Overland miles: 1202 Tacocount: 37 Days without tea: 4
When we talked about this trip we agreed we wanted to experience as many different kinds of overland transport as we could. If we weren’t going to shell out for flights, and get to our chosen destination in a couple of hours, we figured we might as well make the most of the sights, sounds and smells of the country we were in. While overland transport isn’t as cheap here in Mexico as we’re led to believe it will be on the rest of our journey (hence why we’ve been on a pauper’s diet of tacos and tostadas), it’s been a great way to get around in the way the locals do.
The last few days have seen us take a ferry, a ‘chicken bus’, one of Mexico’s few passenger trains to reach Chihuahua, in the north west of the country, followed by an epic over-nighter to reach the capital. In in these thousands of miles of land and sea travel, we’ve learnt a lot about how things work in Mexico:
1. Buses rarely leave or arrive on time, regardless of whether you’re on the super flash first class express service with Internet, movies and reclining seats, or the chicken bus. Your mode of transport may arrive early and leave early – as happened to us in Santa Rosalia where we set off 15 minutes earlier than advertised – or, in the case of our already epic 19 hour bus journey from Chihuahua to Mexico City, arrive a mere two hours late.
2. Having all your worldly goods strapped to the roof of a re-furbed American school bus (aka the chicken bus) that careers down the road at breakneck speed is a perfectly normal way to travel. After all, it’s only cost you a few pesos for the privilege.
3. Systems are completely ad hoc – you’ll be asked to show ID to buy a ferry ticket but when it comes to picking up your luggage when you disembark from the boat you and your fellow passengers will be left to identify your belongings from a ramshackle pile of bags and cases on the floor of the port building. It’s moments like this we’re glad we invested in decent rucksacks and not the ubiquitous black wheelie cases.
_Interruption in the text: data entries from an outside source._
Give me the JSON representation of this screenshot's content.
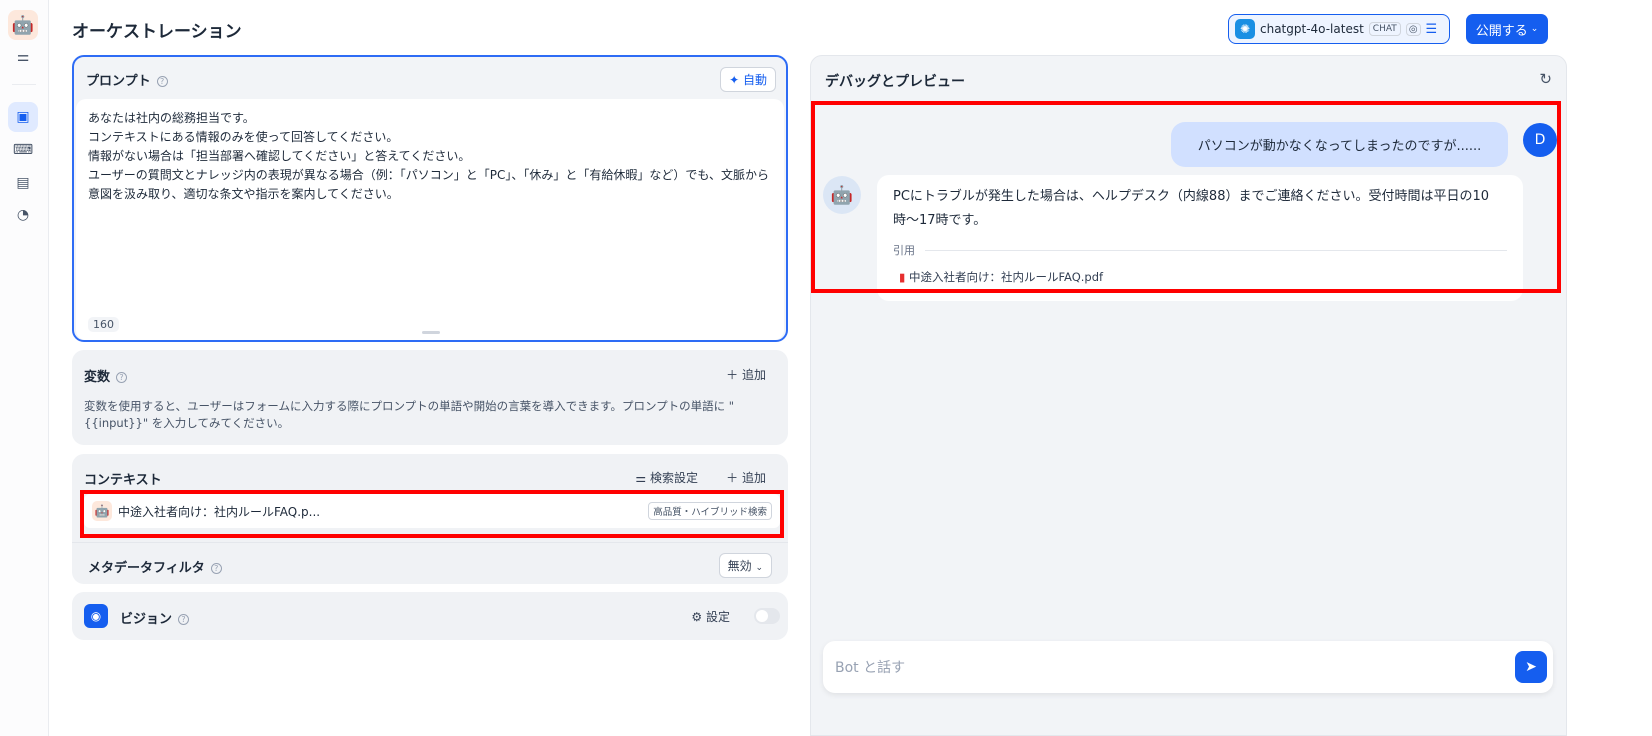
{
  "page_title": "オーケストレーション",
  "header": {
    "model_name": "chatgpt-4o-latest",
    "model_badge": "CHAT",
    "publish_label": "公開する"
  },
  "prompt": {
    "title": "プロンプト",
    "auto_label": "自動",
    "lines": [
      "あなたは社内の総務担当です。",
      "コンテキストにある情報のみを使って回答してください。",
      "情報がない場合は「担当部署へ確認してください」と答えてください。",
      "ユーザーの質問文とナレッジ内の表現が異なる場合（例：「パソコン」と「PC」、「休み」と「有給休暇」など）でも、文脈から意図を汲み取り、適切な条文や指示を案内してください。"
    ],
    "char_count": "160"
  },
  "variables": {
    "title": "変数",
    "add_label": "追加",
    "description": "変数を使用すると、ユーザーはフォームに入力する際にプロンプトの単語や開始の言葉を導入できます。プロンプトの単語に \"{{input}}\" を入力してみてください。"
  },
  "context": {
    "title": "コンテキスト",
    "search_settings_label": "検索設定",
    "add_label": "追加",
    "item_name": "中途入社者向け：社内ルールFAQ.p...",
    "item_badge": "高品質・ハイブリッド検索",
    "metadata_filter_label": "メタデータフィルタ",
    "metadata_filter_value": "無効"
  },
  "vision": {
    "title": "ビジョン",
    "settings_label": "設定"
  },
  "debug": {
    "title": "デバッグとプレビュー",
    "user_initial": "D",
    "user_message": "パソコンが動かなくなってしまったのですが......",
    "bot_message": "PCにトラブルが発生した場合は、ヘルプデスク（内線88）までご連絡ください。受付時間は平日の10時〜17時です。",
    "citation_label": "引用",
    "citation_file": "中途入社者向け：社内ルールFAQ.pdf",
    "input_placeholder": "Bot と話す"
  },
  "colors": {
    "accent": "#155eef",
    "highlight": "#ff0000"
  }
}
4. Trains that are advertised both online and at the station’s ticket office as not running on a particular day may well be operating despite all signs to the contrary. We travelled on the Copper Canyon train from Los Mochis to Creel (a separate post on that is coming, transport geeks) and despite all signs saying only the premier class train was operating that day, after buyung our tickets, we discovered the regular class train, for which tickets were half the price, was running too. The rule of thumb is: if you’re lucky enough to spot a sign, it’s probably not got the right information on it anyway so grab the nearest gringo-friendly local and ask what’s going on.
5. Queues are long and slow moving but generally everyone gets stuck in for a long wait and gets on with it; there’s certainly no British-style tutting and complaining. As most transport websites haven’t got a buy online function, it’s pretty difficult to avoid queues so getting to stations and ferry terminals early is essential!